In 1882, there was a public dispute regarding to whom national sovereignty should lie. While royalists called for unlimited imperial rule, extreme activists believed that people's rights should be extended if necessary by armed force and resistance. In contrast, the Treatise on the Kingly Way opposed both sides of the political spectrum. Takusaburō argued that by unifying the limited rights of both the people and the imperial force in a freely accepted contract, it will serve as a model for an ideal society. Though seemingly primitive compared to modern texts, the Treatise on the Kingly Way advanced over most theoretical works of Takusaburō's time.

Chiba's manuscript copy of Treatise on the Kingly Way or Ōdōron, 1882

In the summer of 1883, Takusaburō wrote one of his last essays entitled On the Futility of Book Learning. In his text, Takusaburō stated that: "Even the tumult of a crowd or the bustle of the marketplace can be the laboratory in which man attains wisdom." Using his own experiences as a guide, Takusaburō emphasized the world as a great book of learning, where real knowledge could only be attained by reading everyday life and searching for the truth.

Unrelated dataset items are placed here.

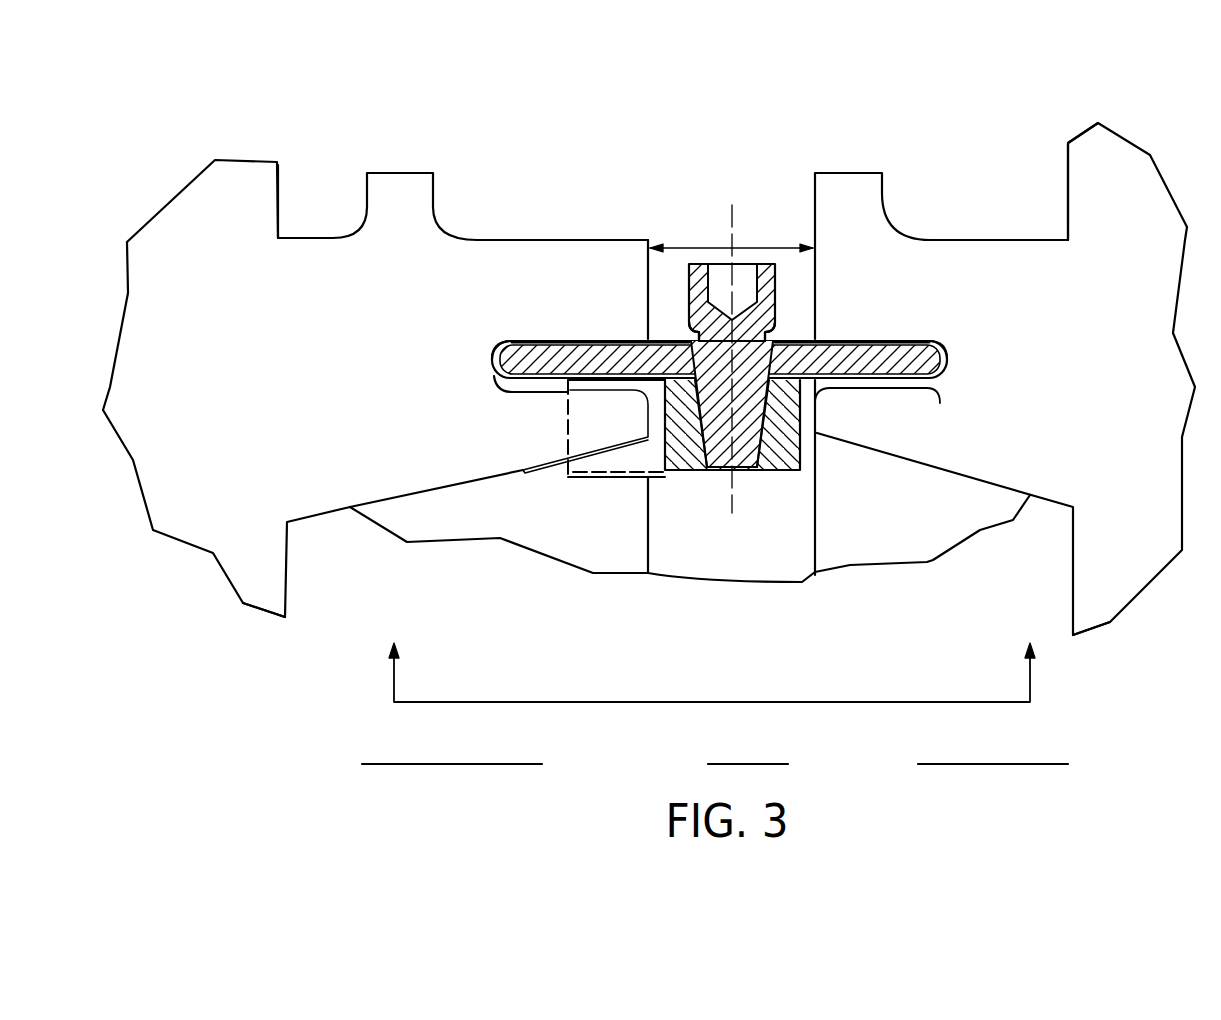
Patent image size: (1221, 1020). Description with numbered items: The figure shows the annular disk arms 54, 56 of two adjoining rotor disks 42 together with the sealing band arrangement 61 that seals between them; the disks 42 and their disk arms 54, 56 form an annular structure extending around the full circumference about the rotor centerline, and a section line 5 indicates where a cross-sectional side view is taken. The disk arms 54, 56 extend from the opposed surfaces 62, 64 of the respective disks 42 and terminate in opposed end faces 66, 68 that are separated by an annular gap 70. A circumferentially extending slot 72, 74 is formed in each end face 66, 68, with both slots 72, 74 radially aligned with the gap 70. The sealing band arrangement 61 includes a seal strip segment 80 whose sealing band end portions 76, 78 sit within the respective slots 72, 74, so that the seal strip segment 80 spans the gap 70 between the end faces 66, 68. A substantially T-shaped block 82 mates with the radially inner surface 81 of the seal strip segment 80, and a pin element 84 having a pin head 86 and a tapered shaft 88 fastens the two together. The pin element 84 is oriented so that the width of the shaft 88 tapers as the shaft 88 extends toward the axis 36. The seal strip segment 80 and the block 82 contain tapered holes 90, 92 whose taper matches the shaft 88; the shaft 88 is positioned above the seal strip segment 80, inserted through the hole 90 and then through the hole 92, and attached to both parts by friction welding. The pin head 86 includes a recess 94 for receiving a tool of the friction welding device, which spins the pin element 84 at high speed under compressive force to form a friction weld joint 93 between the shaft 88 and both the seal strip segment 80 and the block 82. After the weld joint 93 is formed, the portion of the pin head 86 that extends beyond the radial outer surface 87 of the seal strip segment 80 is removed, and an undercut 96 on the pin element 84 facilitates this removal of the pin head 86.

The section line 5- 5 is at (722, 669).
The axis 36 is at (1057, 766).
The disks 42 is at (265, 590).
The annular disk arm 54 is at (530, 257).
The annular disk arm 56 is at (998, 252).
The sealing band arrangement 61 is at (866, 598).
The opposed surface 62 is at (280, 188).
The opposed surface 64 is at (1070, 170).
The end face 66 is at (654, 238).
The end face 68 is at (813, 193).
The annular gap 70 is at (709, 247).
The slot 72 is at (493, 368).
The slot 74 is at (948, 360).
The sealing band end portion 76 is at (490, 360).
The sealing band end portion 78 is at (945, 357).
The seal strip segment 80 is at (940, 403).
The radially inner surface 81 is at (900, 380).
The T-shaped block 82 is at (803, 458).
The pin element 84 is at (788, 299).
The pin head 86 is at (688, 288).
The radial outer surface 87 is at (912, 338).
The tapered shaft 88 is at (702, 352).
The tapered hole 90 is at (712, 360).
The tapered hole 92 is at (680, 418).
The friction weld joint 93 is at (691, 403).
The recess 94 is at (742, 280).
The undercut 96 is at (813, 332).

Chiba Takusaburō died on 12 November 1883 at the age of thirty one from tuberculosis. Several years earlier, Takusaburō had once described himself as "Mr. Takusaburō Chiba, Distinguished Professor of Japanese Law, resident of Freedom Prefecture, Independence District, Righteous Spirit Village". However, as his sickness coincided along with the collapse of his vision of a liberal and free Japan, Takusaburō expressed great sorrow for the pain of his people. In one of his last poems, Takusaburō wrote:

Mountain barrier in snow and river rain//

Ten years of search, with all gone wrong,//

Half a life spent traveling in vain, a dream reflected in a window,//

The cuckoo from the grove, calls//

"Better retreat than continue on."

Western philosophers such as John Stuart Mills aroused "the spirit of enterprise" among the public with doctrines on the natural and inherent rights of man. Political protest was essential to the independent spirit. As freedom propagandist Ueki Emori argued in 1879, "[Nature] endows men with freedom. If people do not take this natural endowment, it is both a great sin against nature and a great disgrace to themselves." Chiba Takusaburō, along with powerful figures such as Itagaki Taisuke, is emblematic of the "grass roots" philosophy. Chiba's vision of a free Japan deconstructed the traditions of the lower class, and became the driving force of the Freedom and People's Rights Movement.